Broadly speaking, consumption is understood to increase as income rises -- and to decrease as income falls. But the two figures don't usually move at exactly the same pace. Higher income families tend to put a greater percentage of their pay into savings while those on the lower end of the income scale dedicate less to savings.
Relative income"Relative income" refers to one's earnings in relation to average income. You can look at relative income as a simple comparison of two points as in the question above. There, we imagined two scenarios; one in which a person makes $50,000 while the average salary of his peers is $60,000; and another in which someone makes $40,000 as others earn $30,000. In the first case your income is low, relative to peers, while the opposite is true in the second example.
A more precise way to express relative income is by using percentile positions, which describe exactly how far your income is away from the average of the group. This is the approach behind referring to the "highest-paid 1%." Recent government statistics show, for example, that the median income for a full-time worker in the United States was $801 per week as of mid-2015. Yet that average conceals a huge range of salaries: Workers in the bottom 10% took home $384 per week while the top 10% earned $1,920 each week.
Here's another interesting relative income fact: A total household salary of $23,300 or below marked the lowest 20% of family incomes in 2013, according to the Federal Reserve. Meanwhile, your family would need to earn $154,600 to make it into the 90th percentile ranking in 2013:
Relative income distributions of U.S. households since 2001. Source: Federal Reserve consumer finances survey.
Why does it matter?

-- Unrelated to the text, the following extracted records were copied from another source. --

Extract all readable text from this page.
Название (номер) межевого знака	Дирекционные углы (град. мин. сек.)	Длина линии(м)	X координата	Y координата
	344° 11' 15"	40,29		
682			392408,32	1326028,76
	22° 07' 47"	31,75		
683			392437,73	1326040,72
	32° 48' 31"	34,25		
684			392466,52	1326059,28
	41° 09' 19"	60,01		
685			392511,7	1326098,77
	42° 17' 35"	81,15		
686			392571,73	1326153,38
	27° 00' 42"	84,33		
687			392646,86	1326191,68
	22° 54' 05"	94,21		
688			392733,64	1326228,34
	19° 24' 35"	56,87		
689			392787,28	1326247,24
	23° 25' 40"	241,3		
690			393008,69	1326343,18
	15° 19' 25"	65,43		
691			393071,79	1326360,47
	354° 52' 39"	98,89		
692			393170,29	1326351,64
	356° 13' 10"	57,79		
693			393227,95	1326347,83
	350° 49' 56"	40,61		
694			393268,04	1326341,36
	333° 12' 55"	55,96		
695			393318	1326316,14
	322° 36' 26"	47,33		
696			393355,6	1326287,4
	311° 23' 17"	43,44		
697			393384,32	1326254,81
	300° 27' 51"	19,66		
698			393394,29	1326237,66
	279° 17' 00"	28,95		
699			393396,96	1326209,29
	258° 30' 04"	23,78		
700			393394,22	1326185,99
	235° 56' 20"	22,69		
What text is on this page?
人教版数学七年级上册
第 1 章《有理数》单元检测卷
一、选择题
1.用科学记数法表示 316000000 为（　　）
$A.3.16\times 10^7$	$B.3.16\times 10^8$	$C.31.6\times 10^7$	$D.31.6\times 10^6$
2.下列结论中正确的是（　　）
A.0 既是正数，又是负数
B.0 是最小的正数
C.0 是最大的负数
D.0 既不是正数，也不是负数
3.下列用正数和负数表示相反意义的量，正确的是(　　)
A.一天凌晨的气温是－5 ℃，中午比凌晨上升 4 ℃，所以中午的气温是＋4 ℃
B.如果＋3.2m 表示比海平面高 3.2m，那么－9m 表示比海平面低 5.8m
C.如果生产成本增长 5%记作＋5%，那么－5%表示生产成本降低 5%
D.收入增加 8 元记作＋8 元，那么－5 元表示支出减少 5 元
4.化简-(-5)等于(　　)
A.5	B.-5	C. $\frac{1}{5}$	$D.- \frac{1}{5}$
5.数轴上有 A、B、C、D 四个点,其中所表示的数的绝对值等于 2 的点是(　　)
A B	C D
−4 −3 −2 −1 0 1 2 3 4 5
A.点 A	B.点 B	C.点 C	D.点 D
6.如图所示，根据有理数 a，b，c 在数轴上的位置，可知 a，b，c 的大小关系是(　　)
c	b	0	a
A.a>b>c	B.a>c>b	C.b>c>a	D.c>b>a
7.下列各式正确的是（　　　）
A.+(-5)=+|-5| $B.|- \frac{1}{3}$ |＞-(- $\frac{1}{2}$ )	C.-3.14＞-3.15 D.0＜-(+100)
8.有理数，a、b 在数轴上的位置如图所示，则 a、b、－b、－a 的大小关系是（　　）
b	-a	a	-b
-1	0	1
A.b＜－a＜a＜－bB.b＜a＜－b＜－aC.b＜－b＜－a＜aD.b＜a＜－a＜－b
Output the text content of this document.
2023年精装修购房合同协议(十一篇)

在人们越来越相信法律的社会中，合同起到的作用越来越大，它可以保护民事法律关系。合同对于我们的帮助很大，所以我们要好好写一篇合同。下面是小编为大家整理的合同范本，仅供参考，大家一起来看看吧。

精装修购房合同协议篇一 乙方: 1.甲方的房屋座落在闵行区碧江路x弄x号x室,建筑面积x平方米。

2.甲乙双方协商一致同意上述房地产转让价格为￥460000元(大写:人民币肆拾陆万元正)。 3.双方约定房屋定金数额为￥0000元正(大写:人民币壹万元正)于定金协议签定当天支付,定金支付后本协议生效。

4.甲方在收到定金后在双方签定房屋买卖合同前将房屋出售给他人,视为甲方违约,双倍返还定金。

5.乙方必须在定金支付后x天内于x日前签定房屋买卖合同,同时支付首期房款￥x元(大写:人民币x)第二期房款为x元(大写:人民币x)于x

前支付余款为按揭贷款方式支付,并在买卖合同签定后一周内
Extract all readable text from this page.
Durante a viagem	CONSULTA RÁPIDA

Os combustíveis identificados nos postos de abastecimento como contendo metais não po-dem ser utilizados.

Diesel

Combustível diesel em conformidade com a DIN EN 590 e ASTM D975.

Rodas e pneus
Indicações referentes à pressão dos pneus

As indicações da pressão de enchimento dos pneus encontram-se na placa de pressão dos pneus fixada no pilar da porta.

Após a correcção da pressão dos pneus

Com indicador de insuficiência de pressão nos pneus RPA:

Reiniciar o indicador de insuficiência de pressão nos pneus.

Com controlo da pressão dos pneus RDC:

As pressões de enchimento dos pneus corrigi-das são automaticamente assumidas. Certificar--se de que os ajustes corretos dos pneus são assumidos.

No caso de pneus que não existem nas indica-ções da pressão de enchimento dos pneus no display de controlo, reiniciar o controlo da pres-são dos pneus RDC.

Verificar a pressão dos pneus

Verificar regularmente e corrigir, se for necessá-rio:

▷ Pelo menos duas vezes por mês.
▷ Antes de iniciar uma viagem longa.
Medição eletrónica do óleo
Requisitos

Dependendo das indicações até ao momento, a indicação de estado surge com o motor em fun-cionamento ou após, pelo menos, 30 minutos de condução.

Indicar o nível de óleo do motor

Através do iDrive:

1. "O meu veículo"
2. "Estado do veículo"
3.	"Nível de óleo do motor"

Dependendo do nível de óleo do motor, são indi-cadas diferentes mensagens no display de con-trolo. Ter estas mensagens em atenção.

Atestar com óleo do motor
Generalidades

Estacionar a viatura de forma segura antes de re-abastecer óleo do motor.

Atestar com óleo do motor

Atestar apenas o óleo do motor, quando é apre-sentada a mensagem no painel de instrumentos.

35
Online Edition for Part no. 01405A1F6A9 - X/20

Human beings are emotional and social creatures, rather than perfectly rational individual economic actors. That means that our behavior tends to be influenced not only by raw numbers, but also by what we see happening with those around us. If that weren't true, we'd never see stock market bubbles or panic selling.
The same idea applies to incomes. If one group of workers increases spending as their income rise, other groups may feel pressure to do the same, even if their earnings aren't improving at the same pace. This tendency to orient our self image as a function of others' positions is why relative income is such a useful economic concept.